---
title: Capabilities
description: Query what an adapter can do up front with files.capabilities — branch on range reads, signed URLs, server-side copy, and more instead of waiting for a throw at call time.
---

The unified surface is the common subset every adapter implements, but adapters differ at the edges: some honor byte-range reads, some can mint a signed URL, some copy server-side. The wrapper already gates on these per-adapter — pass a `range` to an adapter that has no range primitive and it throws _before_ any provider call. `files.capabilities` turns that implicit knowledge into a queryable surface, so you can branch up front instead of discovering a limit by catching an error.

```ts
const files = new Files({ adapter: s3({ bucket: "uploads" }) });

if (files.capabilities.rangeRead) {
  // Safe to stream a byte range — the adapter has a range primitive.
  const clip = await files.download(key, { range: { start: 0, end: 1023 } });
}

if (files.capabilities.signedUrl.supported) {
  return files.url(key, { expiresIn: 600 });
}
// No signing primitive — stream the bytes through the SDK instead.
return files.download(key);
```

## The shape

```ts
interface AdapterCapabilities {
  rangeRead: boolean;
  uploadProgress: boolean;
  delimiter: boolean;
  metadata: boolean;
  cacheControl: boolean;
  multipart: boolean;
  serverSideCopy: boolean;
  signedUrl: { supported: boolean; maxExpiresIn?: number };
}
```

| Field            | `true` means                                                             | Maps to               |
| ---------------- | ------------------------------------------------------------------------ | --------------------- |
| `rangeRead`      | `download({ range })` returns only the requested bytes                   | `download`            |
| `uploadProgress` | `upload({ onProgress })` reports byte-level progress natively            | `upload`              |
| `delimiter`      | `list({ delimiter })` returns S3-style common prefixes                   | `list`                |
| `metadata`       | `upload({ metadata })` persists arbitrary user metadata                  | `upload`              |
| `cacheControl`   | `upload({ cacheControl })` stores a `Cache-Control` header               | `upload`              |
| `multipart`      | the adapter exposes a resumable / multipart upload primitive             | `upload({ control })` |
| `serverSideCopy` | `copy()` runs server-side, with no body re-transfer through your process | `copy`                |
| `signedUrl`      | `url()` can mint a signed or tokenized URL — see below                   | `url`                 |

Every field mirrors an operation the unified API actually has. There are deliberately no flags for `raw`-only territory (object versioning, checksums, conditional writes, POST policies) — advertising a flag for a non-operation would turn the matrix into a back-door spec, where a wrong flag is worse than no flag.

### `signedUrl`

```ts
signedUrl: { supported: boolean; maxExpiresIn?: number }
```

`supported` is `true` when `url()` mints a signed or tokenized download URL that grants access without the caller's own credentials and is more than a permanent public link — an S3 SigV4 URL, an Azure SAS, a GCS signed URL, a Box or PocketBase access-token URL. It's `false` when the adapter has no signing primitive: it returns only a permanent public URL (Vercel Blob, Appwrite, Convex) or throws because it can't mint one at all (the filesystem, FTP/SFTP, OneDrive / Google Drive outside their public-link mode). When `false`, prefer `download()`.

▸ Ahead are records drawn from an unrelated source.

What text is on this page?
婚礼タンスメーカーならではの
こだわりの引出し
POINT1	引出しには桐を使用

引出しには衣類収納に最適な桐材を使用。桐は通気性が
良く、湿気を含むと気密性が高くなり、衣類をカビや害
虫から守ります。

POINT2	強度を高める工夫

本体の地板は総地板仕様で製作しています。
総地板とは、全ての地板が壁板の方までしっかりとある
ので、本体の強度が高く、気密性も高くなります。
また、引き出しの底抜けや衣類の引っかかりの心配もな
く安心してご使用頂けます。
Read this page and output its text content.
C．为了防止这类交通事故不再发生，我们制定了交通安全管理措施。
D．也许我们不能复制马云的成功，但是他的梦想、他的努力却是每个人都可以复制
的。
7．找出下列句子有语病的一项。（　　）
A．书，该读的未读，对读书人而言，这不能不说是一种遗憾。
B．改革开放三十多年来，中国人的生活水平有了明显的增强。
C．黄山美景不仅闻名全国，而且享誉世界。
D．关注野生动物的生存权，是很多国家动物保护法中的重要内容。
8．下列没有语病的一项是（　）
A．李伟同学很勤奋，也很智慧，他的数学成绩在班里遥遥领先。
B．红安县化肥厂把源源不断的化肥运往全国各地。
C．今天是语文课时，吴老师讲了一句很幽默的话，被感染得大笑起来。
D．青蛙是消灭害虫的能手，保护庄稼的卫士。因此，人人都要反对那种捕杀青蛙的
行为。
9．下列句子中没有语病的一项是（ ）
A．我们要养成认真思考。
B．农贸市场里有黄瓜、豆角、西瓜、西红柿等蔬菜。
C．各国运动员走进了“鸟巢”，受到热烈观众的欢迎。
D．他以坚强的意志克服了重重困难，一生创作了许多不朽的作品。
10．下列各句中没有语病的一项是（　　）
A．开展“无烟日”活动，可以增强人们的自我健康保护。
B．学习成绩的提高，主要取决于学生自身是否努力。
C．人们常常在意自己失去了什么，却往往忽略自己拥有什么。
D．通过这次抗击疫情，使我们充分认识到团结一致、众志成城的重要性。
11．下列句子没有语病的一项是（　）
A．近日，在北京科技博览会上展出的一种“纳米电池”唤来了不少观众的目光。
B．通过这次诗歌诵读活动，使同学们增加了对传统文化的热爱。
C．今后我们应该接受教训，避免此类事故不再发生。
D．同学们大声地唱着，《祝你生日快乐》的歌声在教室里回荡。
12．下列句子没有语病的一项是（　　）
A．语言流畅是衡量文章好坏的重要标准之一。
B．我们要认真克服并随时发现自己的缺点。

`maxExpiresIn` is set only when the provider enforces a hard ceiling on `expiresIn` **in code** — for example Dropbox temporary links cap at 4 hours and `url()` throws above that. It is deliberately _not_ set for soft or config-dependent limits: AWS SigV4's 604800-second ceiling is an infra limit the SDK passes through without checking, and Azure's 7-day cap only applies to user-delegation SAS (account-key SAS has no such limit). Those live in [Provider gaps](/docs/provider-gaps), not here. Whether a supported URL honors `expiresIn` exactly is also per-provider — some pin the lifetime server-side (Box, PocketBase) and ignore the request.

## How it's derived

`capabilities` is computed live from the adapter on every read, so a plugin that swaps behavior is always reflected. The first six fields read the exact per-adapter flags and optional methods the wrapper already gates on (`supportsRange`, `reportsUploadProgress`, `supportsDelimiter`, `supportsMetadata`, `supportsCacheControl`, and the presence of `resumableUpload`), so they can never drift from runtime behavior. `serverSideCopy` and `signedUrl` are declared by each adapter and default to the conservative value (`false`) when an adapter declares nothing — a caller that doesn't advertise reads as "no", never a wrong "yes".

If you're writing a custom adapter, set `supportsServerSideCopy` and `signedUrl` alongside the existing `supports*` flags to make your adapter introspectable; both are optional and advisory (they don't gate any operation).